JavaScript tells the computer how things should work: “When the user clicks this button, show the user that paragraph.”

With just the HTML a computer can do all kinds of interesting things with your content. It can read it out loud, translate it into a different language, put it on a really big screen (or a really little one), or search through it.

Sometimes things get misinterpreted.

When we edit pages in a CMS we see a visual metaphor instead of the plain HTML. We’re also playing the drawing game with the CMS. This means something that looks right might still not have the right HTML. Just because there are dots before that text doesn’t mean it’s a list. Just because this text is bold doesn’t mean it’s a heading.

With the wrong HTML the other computers will make mistakes.

When a screen reader comes to a list it will tell the user that there’s a list and how long it is, if the user has been to the page before and knows they need item number eight they can skip straight to it. With the wrong HTML the user has to skip past all the other items one at a time.

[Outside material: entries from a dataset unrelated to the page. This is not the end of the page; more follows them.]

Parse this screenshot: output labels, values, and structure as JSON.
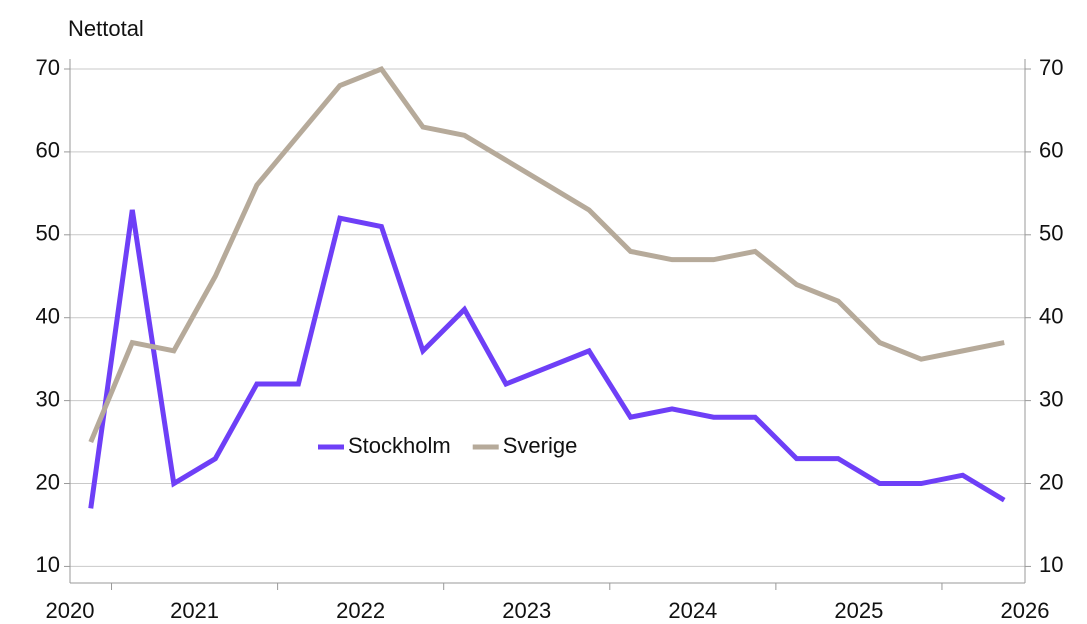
{
  "chart_data": {
    "type": "line",
    "y_axis_label": "Nettotal",
    "x": [
      2020.875,
      2021.125,
      2021.375,
      2021.625,
      2021.875,
      2022.125,
      2022.375,
      2022.625,
      2022.875,
      2023.125,
      2023.375,
      2023.625,
      2023.875,
      2024.125,
      2024.375,
      2024.625,
      2024.875,
      2025.125,
      2025.375,
      2025.625,
      2025.875,
      2026.125,
      2026.375
    ],
    "series": [
      {
        "name": "Stockholm",
        "color": "#6e3ff7",
        "values": [
          17,
          53,
          20,
          23,
          32,
          32,
          52,
          51,
          36,
          41,
          32,
          34,
          36,
          28,
          29,
          28,
          28,
          23,
          23,
          20,
          20,
          21,
          18
        ]
      },
      {
        "name": "Sverige",
        "color": "#b6aa9a",
        "values": [
          25,
          37,
          36,
          45,
          56,
          62,
          68,
          70,
          63,
          62,
          59,
          56,
          53,
          48,
          47,
          47,
          48,
          44,
          42,
          37,
          35,
          36,
          37
        ]
      }
    ],
    "xlim": [
      2020.75,
      2026.5
    ],
    "xticks": [
      {
        "value": 2020.75,
        "label": "2020"
      },
      {
        "value": 2021.5,
        "label": "2021"
      },
      {
        "value": 2022.5,
        "label": "2022"
      },
      {
        "value": 2023.5,
        "label": "2023"
      },
      {
        "value": 2024.5,
        "label": "2024"
      },
      {
        "value": 2025.5,
        "label": "2025"
      },
      {
        "value": 2026.5,
        "label": "2026"
      }
    ],
    "xtick_marks": [
      2021,
      2022,
      2023,
      2024,
      2025,
      2026
    ],
    "ylim": [
      8,
      70
    ],
    "yticks": [
      10,
      20,
      30,
      40,
      50,
      60,
      70
    ],
    "y2lim": [
      8,
      70
    ],
    "y2ticks": [
      10,
      20,
      30,
      40,
      50,
      60,
      70
    ],
    "grid": true
  }
}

When a search engine is trying to identify what a page is about it looks for headings. Text that is marked up as an HTML heading is considered a better summary.

When the CSS (the way the website looks) changes the HTML doesn’t. In 2010 we changed how much space is between paragraphs on the website. Before we did this some editors had decided they wanted more space between their paragraphs and inserted it themselves by adding empty paragraphs, using markup to create visual formatting. After we made changes to the CSS their pages had huge spaces between paragraphs and it looked like something was wrong with them.

The mobile version of a website will often use the same HTML as a desktop version but different CSS. This is a very visual example of why separation of content and presentation matter.

From time to time, we see people use tables to impose a specific visual layout on their content, something that should really be done with CSS instead. Tables are hard for mobile browsers to handle because they are so wide. To avoid distorting content in them the tables could be re-arranged. This will make tables with data in them easier to read on a mobile phone but if the HTML says “this is a table” and what is inside is not data, just an image we wanted in a different position, things could end up looking like one of our drawing game pictures gone wrong.

How to avoid errors.

There are some simple things that can be done to avoid problems:

Don’t fight the default styles. The designer made careful decisions about how the HTML should be styled by the CSS using principles of graphic design and interface design and did user testing to refine them. This should make your job easier, you don’t have to make these decisions yourself instead focus on the purpose of each part of your content instead of how it should look.

If you are experienced enough to be writing your own HTML pay attention to what the meaning of the elements are.